OPENING CALL: The Australian share market is expected to open higher. The SPI200 futures contract expected to open up 52 points.
Goldman Sachs’s third-quarter earnings fell as the market turned against some of the firm’s stockholdings and new initiatives took time to yield positive results.
Global growth is expected to fall to 3% this year, according to new IMF estimates. The IMF pointed to rising trade barriers that have stunted manufacturing and investment around the world.
Overnight Summary
Each Market in Focus
Australian shares finished the day slightly higher. Bouncing back from initial weakness, the S&P/ASX 200 edged up 0.1% to 6652.0, its
seventh gain in eight sessions. Gains were broad in Australia, led by utilities and health care, though the market was held back by weakness in energy and mining stocks.
U.S. stocks climbed intraday as investors cheered strong results from banks and health-care companies at the unofficial start of the third-quarter earnings season.

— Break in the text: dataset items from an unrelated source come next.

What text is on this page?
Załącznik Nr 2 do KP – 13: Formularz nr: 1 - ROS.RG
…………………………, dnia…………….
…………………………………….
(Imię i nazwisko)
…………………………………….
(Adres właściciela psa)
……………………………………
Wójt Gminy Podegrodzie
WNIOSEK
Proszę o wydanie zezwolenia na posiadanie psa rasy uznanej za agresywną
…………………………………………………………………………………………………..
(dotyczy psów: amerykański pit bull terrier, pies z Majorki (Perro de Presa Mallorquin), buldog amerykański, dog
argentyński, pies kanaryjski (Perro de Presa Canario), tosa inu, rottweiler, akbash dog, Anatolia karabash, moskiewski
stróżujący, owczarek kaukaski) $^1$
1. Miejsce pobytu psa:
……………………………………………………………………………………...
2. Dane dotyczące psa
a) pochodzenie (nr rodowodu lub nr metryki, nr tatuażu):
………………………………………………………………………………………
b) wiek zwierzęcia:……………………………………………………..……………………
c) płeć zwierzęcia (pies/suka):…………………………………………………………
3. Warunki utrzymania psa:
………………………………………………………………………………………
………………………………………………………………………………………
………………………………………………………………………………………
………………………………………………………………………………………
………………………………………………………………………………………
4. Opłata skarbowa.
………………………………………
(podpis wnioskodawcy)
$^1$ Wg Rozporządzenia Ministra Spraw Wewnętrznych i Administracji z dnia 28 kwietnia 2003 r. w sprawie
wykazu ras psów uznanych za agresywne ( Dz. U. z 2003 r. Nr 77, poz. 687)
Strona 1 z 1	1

The outlook for profits had dimmed in recent months, with Wall Street analysts lowering earnings expectations for all 11 sectors of the S&P 500.
UnitedHealth Group, Johnson & Johnson and JPMorgan Chase – all components of the Dow Jones Industrial Average – kicked off the reporting period with a shot of optimism. Goldman Sachs Group shares also climbed, despite a mixed report.
Those four stocks contributed nearly 180 points to the blue-chip index, which climbed 290 points, or 1.1%. The S&P 500 rose 1.2%, led by the health-care sector. The Nasdaq Composite added 1.4%.
In other commodity markets, December wheat prices fell 4 cents to $5.07.
The British pound climbed 1% against the U.S. dollar earlier in the day, reaching its highest level in about four months and putting it on course to wipe out losses from earlier this year.
Shares in the region’s banks – led by Ireland’s AIB Group and the U.K.’s Lloyds Banking Group – and in property developers such as Hammerson PLC were also buoyed. The WSJ Dollar Index recently was down 0.09% at 91.34.
In Asia, Chinese stocks fell as fresh economic data added to concerns about weaker growth prospects and the government’s ability to strike a trade agreement with the U.S.
The Shanghai Composite gauge dropped 0.6% as official data showed inflation reached a near six-year high last month, driven by rising pork prices. This comes amid signs of slowing growth and trade tensions for the world’s second-largest economy.
Japanese stocks end broadly higher, with auto and pharmaceutical stocks rising more sharply, thanks to some progress in U.S.-China trade talks.
Hong Kong shares fell, in line with declines in mainland stocks, after China’s producer-price inflation slowed further in September. The Hang Seng Index closed 0.1% lower at 26503.93. The weaker PPI data added to concerns over China’s economic growth ahead of the release of GDP and other economic data on Friday.